Study locates neurons that kickstart Alzheimer’s

A new study from the Massachusetts Institute of Technology, USA, finds that overactivity of specific neurons in some areas of the brain can kickstart Alzheimer's disease
Vulnerable Neurons in Alzheimer's disease
Certain neurons in the mammillary bodies become overactive which sets off Alzheimer’s | Illustration by Parvathi Nair

Usually, Alzheimer’s disease starts with the build-up of a protein called amyloid beta, which forms plaques between the neurons. Then, tangles form inside the neurons due to the accumulation of another protein called tau. However, just before these events set off, neurons in certain parts of the brain become overexcited and begin to fire excessively.

A recent study published in the journal Scientific Translational Medicine (19 April) has identified those specific neurons that are vulnerable to such hyperexcitability, and which kickstart Alzheimer’s disease.

The memory aides

The scientists saw that vulnerable neurons were present within the hypothalamus, specifically in structures called mammillary bodies in the brain. The mammillary bodies help in recollecting memory.

“We wanted to understand how distinct neuronal populations comprising the mammillary body contribute to pathology and memory function,” Mitchell Murdock, a graduate student at Prof Li-Huei Tsai’s Lab at the Picower Institute of Learning and Memory, Massachusetts Institute of Technology, USA, and one of the lead authors of the paper tells Happiest Health.

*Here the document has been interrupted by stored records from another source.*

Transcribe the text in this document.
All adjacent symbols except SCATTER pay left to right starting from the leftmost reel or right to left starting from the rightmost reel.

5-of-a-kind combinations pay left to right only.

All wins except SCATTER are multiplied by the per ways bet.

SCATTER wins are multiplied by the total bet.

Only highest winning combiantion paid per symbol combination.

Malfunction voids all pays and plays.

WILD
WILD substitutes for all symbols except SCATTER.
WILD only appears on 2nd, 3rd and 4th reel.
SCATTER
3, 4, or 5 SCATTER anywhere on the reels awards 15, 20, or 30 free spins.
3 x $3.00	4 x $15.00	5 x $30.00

Earlier studies have shown that in Alzheimer’s, hyperexcitability of neurons is found in the cortex and hippocampus, which are the primary drivers of emotions and overall functioning.

Read more: 6 interesting facts about the hippocampus

Finding therapeutic targets within these regions is challenging; altering these neurons could be catastrophic as they govern various body functions. Hence, identifying vulnerable neurons in the memory region of the brain was more lucrative, which this study has achieved.

Mammillary malfunction

In their experiments in mice, the researchers of the current study induced five mutations which caused plaque build-up. They used advanced sequencing techniques and saw that the mammillary body had the most amyloid deposition.

“Damage to the mammillary body has been associated with memory impairments,” says Murdoch. Previous studies have shown that dysfunction in this region causes the inability to form new memories (anterograde amnesia).

The researchers also identified the specific hyperactive neurons before amyloid deposition started. “We found that the lateral mammillary body neurons become hyperactive and contribute to memory impairments,” says Murdoch.

They further found that the hyperexcitability of these neurons increased as the mice grew older. “Work by others has suggested anti-epileptic drugs may be a therapeutic strategy to target Alzheimer’s related cognitive decline,” Murdoch says. So the team tested the mice with anti-epileptic drugs to douse the hyperexcitability of the neurons. They observed that it reduced the overactivity.

The researchers will scale up their study by looking at possible therapeutic targets not just for Alzheimer’s but also for other neurodegenerative conditions. They will also investigate how the mammillary body neurons communicate and connect with each other to find new strategies to treat dementia, Murdoch says.